Mazhab hanafiyah mempunyai pandangan tersendiri mengenai syarat sigad atau akad yaitu agar akad tidak terikat dengan syarat tertentu dan tidak tergantung pada suatu kejadian di masa mendatang. Akad yang terikat oleh suatu syarat, misalnya penerima mau melaksanakan akad dengan syarat pemberi jaminan mau membeli barang tertentu miliknya. Sementara akad yang digantungkan pada kejadian mendatang contohnya adalah rahn berlangsung selama tidak turun hujan, maka ketika terjadi hujan atau turun hujan maka akad tidak jadi. Apabila terjadi persyaratan dan penggantungan akad dengan suatu yang lain di luar akad maka akan membuat akad menjadi rusak.

 

Dalam hutang juga memiliki syarat-syarat yang terkait di dalamnya yaitu sebagai berikut:

1.  Hutang merupakan hak yang harus di bayar.

2.  Jumlah hutang dapat tertutupi dengan nilai barang yang digadaikan atau jumlah hutang tidak boleh melebihi dari nilai barang yang dijadikan sebagai jaminan.

3.  Hak hutang harus jelas.

Sedangkan pandangan oleh mazhab Syafi’iyah dan Hanbaliyah, syarat yang terkait pada hutang adalah sebagai berikut:

1.  Hutang merupakan hutang yang tetap dan wajib dibayar oleh Rahin.

2.  Hutang harus mengikat kedua belah pihak.

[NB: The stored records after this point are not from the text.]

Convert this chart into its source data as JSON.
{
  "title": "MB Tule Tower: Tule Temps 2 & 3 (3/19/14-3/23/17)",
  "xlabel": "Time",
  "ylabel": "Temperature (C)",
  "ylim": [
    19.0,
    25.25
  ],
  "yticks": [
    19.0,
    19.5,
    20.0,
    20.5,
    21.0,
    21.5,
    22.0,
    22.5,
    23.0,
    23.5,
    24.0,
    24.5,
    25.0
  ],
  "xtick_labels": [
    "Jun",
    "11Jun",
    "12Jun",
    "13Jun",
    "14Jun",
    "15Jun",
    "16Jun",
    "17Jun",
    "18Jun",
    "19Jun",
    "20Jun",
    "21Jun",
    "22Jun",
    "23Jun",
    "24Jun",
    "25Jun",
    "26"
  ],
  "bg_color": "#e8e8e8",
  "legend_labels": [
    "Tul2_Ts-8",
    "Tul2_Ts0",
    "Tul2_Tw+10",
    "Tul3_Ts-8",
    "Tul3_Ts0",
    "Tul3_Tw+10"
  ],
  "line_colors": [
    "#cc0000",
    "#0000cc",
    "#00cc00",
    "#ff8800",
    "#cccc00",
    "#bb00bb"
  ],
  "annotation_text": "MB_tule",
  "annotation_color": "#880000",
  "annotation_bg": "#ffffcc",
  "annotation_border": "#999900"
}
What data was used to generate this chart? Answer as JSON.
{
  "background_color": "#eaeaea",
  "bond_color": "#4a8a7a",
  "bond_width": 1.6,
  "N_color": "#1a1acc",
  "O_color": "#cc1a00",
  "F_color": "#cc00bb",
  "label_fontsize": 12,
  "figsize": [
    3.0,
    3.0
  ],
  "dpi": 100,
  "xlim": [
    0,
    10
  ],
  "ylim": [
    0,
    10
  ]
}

3.  Jumlah, ukuran dan sifat hutang harus jelas di antara para pihak yang berakad.

 

Syarat yang berkaitan dengan agunan atau barang yang menjadi jaminan hutang adalah sama dengan syarat barang yang menjadi obyek jual beli pada umumnya transaksi dalam jual beli. Hal tersebut dikarenakan bahwa barang yang dijadikan jaminan dimungkinkan akan di jual oleh penerima jaminan (murtahin) ketika orang yang menggadaikan tidak mempu membayar hutangnya. Syarat-syarat tersebut adalah:

1.  Barang yang digadaikan benar-benar ada dan nyata. Jika barang tersebut belum atau tidak ada maka transaksi rahn tidak sah, begitu juga barang yang belum pasti adanya, seperti binatang yang masih di dalam kandungan induknya.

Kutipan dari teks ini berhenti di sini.